En prononçant ces mots, elle avait fixé le front de son fils avec un certain amusement. Elle ne voulait pas le montrer, mais ses yeux prouvaient qu'elle avait envie d'éclater de rire. En attendant, Tohma ne voyait pas en quoi un rubix-cub allait être important dans sa vie amoureuse. Il haussa les épaules, peiné, et le rangea dans la poche de l'uniforme d'Izana.
« Ah, mais maman, réalisa-t-il, soudainement intéressé, Tu sais ce qui est écrit sur mon front ?
— Ah oui, elle pouffa de rire.
— Et donc, tu ne comptes pas me le dire ?
— Nan. Pas envie. C'est ta punition pour être parti sans rien dire plus d'une journée entière, petit filou. »
Tohma avait réellement l'impression qu'elle se moquait ouvertement de lui. Il soupira de frustration.
« Très bien. Je m'en occuperai moi-même alors.
Alors qu'il tournait les talons, Sukoku l'interpella à nouveau.
— Ah au fait ! son fils se retourna, ennuyé, Ton ami, le voisin là, le blond. Je crois qu'il a un truc pour les femmes au fort caractère, je pourrais presque l'avoir comme client.
— EURK ! NON ! le cri qui quitta les lèvres du jeune homme fit beaucoup rire Sukoku, et sa grimace dégoûtée n'arrangea pas son fou rire. »
Assez agacé par l'énormité de la situation, il monta les escaliers quatre à quatre et traversa l'escalier pour entrer dans sa chambre. Une fois dedans, il referma immédiatement la porte pour plus d'intimité et se colla pratiquement au miroir, pour se rendre compte que bien évidemment, l'écriture était inversée. Un juron quitta ses lèvres au même instant où il mettait sa main dans sa poche pour attraper son téléphone. Tenant sa mèche d'une main pour avoir le visage dégagé, il prit un selfie dans le miroir.
Le visage assez renfermé, parceque mine de rien, ne pas savoir commençait à l'énerver sérieusement, il se concentra sur son téléphone. Après quelques manipulations, il put finalement lire les caractères et écritures anglaises écrits sur son front.
“ La Super Julie à mon Petit Poâ. Loser va. ”
L'air exaspéré sur le visage de Tohma s'envola en quelques secondes. Il se laissa glisser sur le sol, ses orbes bleu océan obnubilées par la photo. Les points s'étaient reliés très vite dans sa tête, peut-être même trop, parcequ'il avait la vague impression que son cœur avait court-circuité. Il avait l'impression de pouvoir ressentir des battements jusque dans ses oreilles, et son visage le brûlait tellement il rougissait comme un idiot. Il savait ce que ces quelques mots signifiaient.
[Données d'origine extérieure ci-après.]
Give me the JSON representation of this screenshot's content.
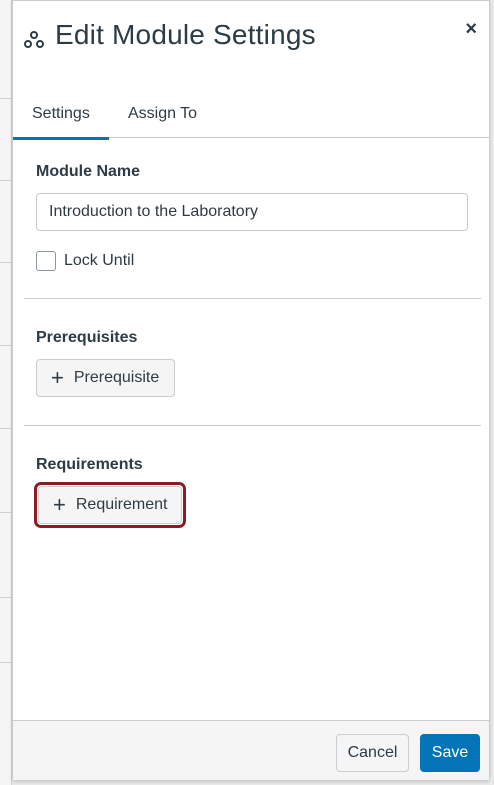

« Il a regardé Sam-Sam, Tohma avait envie de s'arracher le sourire niais qui trônait sur ses lèvres. »
Il enfouit lentement sa tête contre ses genoux, excité comme pas possible, et finit par redresser la tête en expirant calmement. Sourire tellement lui faisait mal aux joues, mais il s'en foutait : de toute façon, il avait déjà mal partout. Son regard vint se perdre dans le blanc immaculé de son plafond.
« Loser toi-même, souffla-t-il en silence. »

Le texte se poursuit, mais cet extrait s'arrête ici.